Top-seeded Kentucky improved to 36-0 on the season and rolled into the Sweet 16 with a 64-51 victory over the No. 8 Bearcats at Louisville’s KFC Yum! Center before a huge pro-Cats crowd.
“There’s so much more — I know, right?” freshman star Karl-Anthony Towns of Piscataway, N.J., said according to The Sporting News. “And that’s the thing. We talked about that after the game. We said we could do something even more special. Coach Cal even told us: ‘You know the best thing about this team? We can rewrite history.’
“We’ve written history, and now we can rewrite it again. We can just keep using the eraser.”
Kentucky will meet the West Virginia-Maryland winner in the Sweet 16 on Thursday in Cleveland.

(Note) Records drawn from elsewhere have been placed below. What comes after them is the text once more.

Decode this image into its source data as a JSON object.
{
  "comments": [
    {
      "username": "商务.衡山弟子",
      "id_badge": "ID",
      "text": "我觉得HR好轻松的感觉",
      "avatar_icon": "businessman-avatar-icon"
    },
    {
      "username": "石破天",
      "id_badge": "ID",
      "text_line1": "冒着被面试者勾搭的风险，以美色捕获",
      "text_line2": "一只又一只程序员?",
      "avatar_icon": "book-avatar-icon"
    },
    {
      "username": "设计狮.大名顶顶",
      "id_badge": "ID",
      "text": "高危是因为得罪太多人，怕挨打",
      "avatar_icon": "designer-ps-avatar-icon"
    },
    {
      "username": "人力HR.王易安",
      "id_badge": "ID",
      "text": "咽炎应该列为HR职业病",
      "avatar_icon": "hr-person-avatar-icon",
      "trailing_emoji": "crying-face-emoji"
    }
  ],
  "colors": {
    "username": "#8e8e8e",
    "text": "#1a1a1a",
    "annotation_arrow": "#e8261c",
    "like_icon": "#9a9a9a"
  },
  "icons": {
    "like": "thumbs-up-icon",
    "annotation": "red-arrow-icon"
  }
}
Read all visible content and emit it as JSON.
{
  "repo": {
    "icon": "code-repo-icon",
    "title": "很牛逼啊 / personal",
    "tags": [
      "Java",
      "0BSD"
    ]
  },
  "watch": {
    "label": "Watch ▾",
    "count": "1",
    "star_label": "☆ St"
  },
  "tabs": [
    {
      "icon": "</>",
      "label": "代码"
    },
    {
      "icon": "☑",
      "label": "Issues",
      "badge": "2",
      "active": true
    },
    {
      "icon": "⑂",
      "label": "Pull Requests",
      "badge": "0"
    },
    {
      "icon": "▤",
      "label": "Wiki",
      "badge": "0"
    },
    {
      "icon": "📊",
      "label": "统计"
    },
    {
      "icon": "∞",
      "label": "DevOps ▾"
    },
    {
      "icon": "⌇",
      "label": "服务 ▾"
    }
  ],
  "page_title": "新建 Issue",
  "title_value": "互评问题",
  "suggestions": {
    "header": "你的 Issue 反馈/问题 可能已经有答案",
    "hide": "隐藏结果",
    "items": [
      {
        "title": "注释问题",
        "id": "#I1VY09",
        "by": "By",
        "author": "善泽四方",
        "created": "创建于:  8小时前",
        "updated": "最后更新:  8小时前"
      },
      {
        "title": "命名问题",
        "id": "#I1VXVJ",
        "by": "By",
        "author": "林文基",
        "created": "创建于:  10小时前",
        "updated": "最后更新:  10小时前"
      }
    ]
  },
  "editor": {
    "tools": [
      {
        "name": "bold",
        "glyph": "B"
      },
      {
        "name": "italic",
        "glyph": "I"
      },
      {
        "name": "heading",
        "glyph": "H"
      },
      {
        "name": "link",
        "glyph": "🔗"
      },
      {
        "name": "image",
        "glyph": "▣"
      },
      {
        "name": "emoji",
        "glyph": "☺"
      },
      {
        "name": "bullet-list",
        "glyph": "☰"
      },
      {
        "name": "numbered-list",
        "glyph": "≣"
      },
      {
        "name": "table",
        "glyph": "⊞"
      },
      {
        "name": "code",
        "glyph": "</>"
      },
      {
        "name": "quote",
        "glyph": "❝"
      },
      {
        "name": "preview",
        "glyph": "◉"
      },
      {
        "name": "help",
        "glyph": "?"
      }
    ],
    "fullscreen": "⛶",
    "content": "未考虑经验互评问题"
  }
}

“The parity and the balance and all the other stuff in college basketball makes this ridiculous,” Kentucky coach John Calipari said. “And you have guys like Tyler [Ulis] who don’t realize what they’re doing because they’re so young, they’re 18- and 19-year-olds.”
Aaron Harrison led Kentucky with 13 points, Trey Lyles had 11 points, 11 rebounds and 2 blocks and Towns tallied 8 points and 7 rebounds.
Willie Cauley-Stein scored 9 points, but two came on this tremendous dunk on Linden (N.J.) High product Quadri Moore late in the first half.
Moore was whistled for a foul on the play, and it facilitated a 10-0 Kentucky run that led to a 31-24 halftime lead.
“I don’t think they put the dude back in the game,” Cauley-Stein told Kyle Tucker of the Louisville Courier-Journal. “It was nasty.”